Canadian Investment Review

Investment strategies for frozen DB plans

Written by Colin Ripsman on Monday, April 1st, 2019 at 8:32 am

Hoarfrost on a padlock and chain © funlovingvolvo /123RF Stock PhotosOver the course of the last 15 years we have seen an increase in the number of frozen corporate defined benefit plans in Canada.

Frozen plans have limited the future benefit accruals in the plan, either through closing membership to new employees or, in some cases, freezing future service accruals to existing members. This fundamental plan change reduces the size and importance of the pension over time. At the same time, the time horizon of these plans are also reduced. As a result, the company objectives often change, since frequently the primary focus of the company becomes the replacement DC plan. As well, since future accruals are restricted, the DB plan may not require the same investment growth. These factors may create a desire to reduce risk of unexpected funding volatility. As a result, frozen plans may consider the following strategies:

Reducing equity weighting – Equity strategies are inherently more volatile than fixed income strategies. As mentioned above, there may be less need to generate asset growth in a frozen plan, where accruals are restricted. Where the plan is in a deficit position, maintaining a higher equity weighting may remain desirable, to reduce the long-term funding costs. However, many frozen plans will adhere to a de-risking plan that will systematically reduce equity weightings as the funding position improves.

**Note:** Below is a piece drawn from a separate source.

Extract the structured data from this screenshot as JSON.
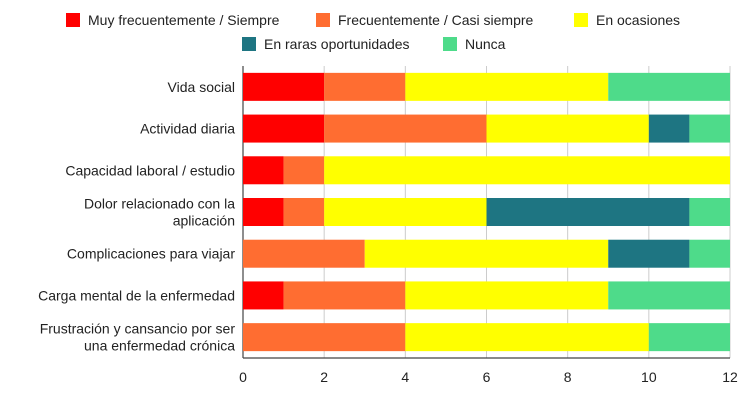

Higher allocations to fixed income – The pension obligations owed by a pension plan can be viewed conceptually as shorting a bond – the pension payments mirror the regular bond coupon payments paid out by the bond issuer. Accordingly, a higher allocation to fixed income represents a reduction in interest rate mismatch risk, since falling interest rates that increase the cost of pension liabilities will simultaneously result in capital gains in the bond portfolio.

Lengthening fixed income duration – The duration of the liabilities of a pension plan may range from 12-20 years, depending on the plan formula and demographics. This creates an interest rate mismatch for most universe bond funds, which will have a shorter duration (typically six to nine years).

For an active plan this mismatch could be desirable in the current low interest rate environment. When interest rates ultimately rise, the shorter duration universe bond fund will fall by less than the longer duration liabilities, improving the plan funding position. However, for frozen plans this represents mismatch risk. A drop in interest rates, as experienced in 2018, would result in an undesired erosion in the plan funded position. Of course, for a plan in a deficit position, a small interest rate mismatch may be a preferred method of reducing the funding deficit to a higher equity weighting.

Yield enhancement strategies – For plans still employing a duration mismatch, the yield enhancement in a shorter bond allocation could be achieved through an allocation to mortgages, investment grade or high yield credit. Yield enhancement with a longer duration could be achieved through an allocation to real estate or infrastructure assets. These yield enhancement strategies do carry some degree of risk, as the yield spreads could widen relative to safer government bonds in times of economic upheaval. However, they may offer a more controlled way to improve funding than increasing the equity allocation.

Immunization – Immunization strategies are designed to build a fixed income portfolio that matches the bond inflows to the pension obligations. For plans that are underfunded, immunization will sustain any deficit, which must be made up with continued funding contributions. However, for plans that are fully funded, immunization is a way of taking the investment risk off the table. Of course, this will not protect the plan from longevity risk.

Annuitization – Annuitization involves using the pension fund assets to buy annuities from an insurance company for all or a portion of the plan’s liabilities. With buyout annuities particularly, when members retire, their pensions are payed by the insurance company. Annuitization eliminates all investment and longevity risk. However, buyout annuities may not be an effective alternative for underfunded plans or those with continued service accruals.

As frozen DB plans continue to mature and funding levels improve over time, the goal for many will be to minimize the business risks assumed through the DB programs. To achieve this outcome, we would expect the investment policies of these plans to continue to migrate to strategies designed to increase the predictability of the programs and reduce the chances of unexpected funding erosion.